As we know, the level of moral distress represents an essential factor for the risk of burnout or job dissatisfaction and potential turnover and attrition in the profession. Many sources and modifiable factors of moral distress have been mentioned. It is a challenge and commitment for the management of hospitals and ICUs at the local level and, of course, a challenge at the national level for the direction of the Ministry of Health and all stakeholders involved (e.g. universities, professional societies).

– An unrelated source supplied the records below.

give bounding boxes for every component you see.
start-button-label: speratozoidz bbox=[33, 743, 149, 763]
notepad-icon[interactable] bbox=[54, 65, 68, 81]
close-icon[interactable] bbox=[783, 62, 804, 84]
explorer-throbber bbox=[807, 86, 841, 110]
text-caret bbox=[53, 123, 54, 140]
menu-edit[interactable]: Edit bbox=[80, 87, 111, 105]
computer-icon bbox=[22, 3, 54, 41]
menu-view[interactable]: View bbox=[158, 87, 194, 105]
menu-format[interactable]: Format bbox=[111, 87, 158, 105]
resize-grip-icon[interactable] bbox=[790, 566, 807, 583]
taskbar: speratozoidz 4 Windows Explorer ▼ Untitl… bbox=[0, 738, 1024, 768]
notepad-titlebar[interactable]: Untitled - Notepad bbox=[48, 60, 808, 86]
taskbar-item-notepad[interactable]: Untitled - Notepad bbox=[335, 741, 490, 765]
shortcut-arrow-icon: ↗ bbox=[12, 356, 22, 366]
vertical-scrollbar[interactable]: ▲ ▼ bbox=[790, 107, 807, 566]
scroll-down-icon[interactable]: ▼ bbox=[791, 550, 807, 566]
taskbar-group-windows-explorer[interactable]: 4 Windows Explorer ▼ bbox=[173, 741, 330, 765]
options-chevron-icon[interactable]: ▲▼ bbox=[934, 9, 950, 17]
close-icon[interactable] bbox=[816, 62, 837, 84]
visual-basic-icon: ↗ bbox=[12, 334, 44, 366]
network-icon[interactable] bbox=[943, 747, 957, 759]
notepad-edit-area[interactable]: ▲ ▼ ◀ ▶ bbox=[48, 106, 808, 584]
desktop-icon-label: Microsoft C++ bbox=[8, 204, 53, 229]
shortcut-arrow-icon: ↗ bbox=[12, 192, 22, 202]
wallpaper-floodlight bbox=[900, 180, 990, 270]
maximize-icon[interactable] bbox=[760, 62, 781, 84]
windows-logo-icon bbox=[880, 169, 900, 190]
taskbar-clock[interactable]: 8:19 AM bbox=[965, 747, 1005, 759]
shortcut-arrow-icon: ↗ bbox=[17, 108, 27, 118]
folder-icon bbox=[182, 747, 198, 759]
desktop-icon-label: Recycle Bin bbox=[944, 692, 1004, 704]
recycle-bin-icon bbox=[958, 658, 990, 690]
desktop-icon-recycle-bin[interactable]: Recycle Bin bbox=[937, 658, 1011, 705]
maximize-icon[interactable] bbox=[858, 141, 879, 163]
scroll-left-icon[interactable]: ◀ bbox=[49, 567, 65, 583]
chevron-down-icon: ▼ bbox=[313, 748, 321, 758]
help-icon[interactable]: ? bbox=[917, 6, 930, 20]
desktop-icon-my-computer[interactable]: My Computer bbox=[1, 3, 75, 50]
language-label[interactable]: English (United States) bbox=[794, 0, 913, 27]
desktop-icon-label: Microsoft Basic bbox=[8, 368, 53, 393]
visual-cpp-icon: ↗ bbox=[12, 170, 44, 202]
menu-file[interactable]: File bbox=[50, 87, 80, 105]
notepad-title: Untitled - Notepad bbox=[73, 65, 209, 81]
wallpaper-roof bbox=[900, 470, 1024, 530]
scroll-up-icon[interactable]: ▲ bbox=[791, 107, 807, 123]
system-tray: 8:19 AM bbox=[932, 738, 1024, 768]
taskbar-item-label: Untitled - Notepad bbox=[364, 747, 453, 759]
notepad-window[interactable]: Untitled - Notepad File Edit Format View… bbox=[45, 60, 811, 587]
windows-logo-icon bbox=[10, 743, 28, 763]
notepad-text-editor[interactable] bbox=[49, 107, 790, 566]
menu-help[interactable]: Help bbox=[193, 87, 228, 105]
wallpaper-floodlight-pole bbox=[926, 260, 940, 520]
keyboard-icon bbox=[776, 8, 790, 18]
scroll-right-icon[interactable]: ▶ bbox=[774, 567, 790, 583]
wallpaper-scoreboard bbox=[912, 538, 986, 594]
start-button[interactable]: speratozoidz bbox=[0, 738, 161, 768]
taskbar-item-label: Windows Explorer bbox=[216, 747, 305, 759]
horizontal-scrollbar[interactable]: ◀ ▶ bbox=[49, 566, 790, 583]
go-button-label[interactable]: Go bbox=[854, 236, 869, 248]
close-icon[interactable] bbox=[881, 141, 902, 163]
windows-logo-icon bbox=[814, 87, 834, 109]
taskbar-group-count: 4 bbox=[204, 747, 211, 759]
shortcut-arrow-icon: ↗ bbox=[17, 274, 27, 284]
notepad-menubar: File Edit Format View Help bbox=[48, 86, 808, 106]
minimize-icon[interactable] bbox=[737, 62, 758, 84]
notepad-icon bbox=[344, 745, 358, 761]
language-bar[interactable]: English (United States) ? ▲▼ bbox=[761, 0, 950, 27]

Strength and limitations of the study
The study's main strength is a nationwide cross-sectional study that includes both physicians and nurses. The second main strength is that the study was supported by the new officially established palliative initiative in the Czech Republic and supported by the Ministry of Health and professional societies of HCPs. This study has several limitations. First, the survey was performed only in the Czech Republic; hence, it may not be generalised to other countries. The second limitation is the low response rate. Only 14.5% of respondents opening the survey finished it completely. Another possible limitation is the respondents’ composition. Some of them worked in specially established ICUs without previous experience with palliative care; on the other hand, the survey describes the real providing palliative care during the pandemic. The national guidelines and recommendations for palliative care practice are another possible limitation. These guidelines were published in 2010 without any recent revision, despite palliative care development. Still, both groups (from newly established ICUs and ‘traditional’ ICUs) reported problems with moral distress. We therefore assume that our work is meaningful and will need to be continued in the long term.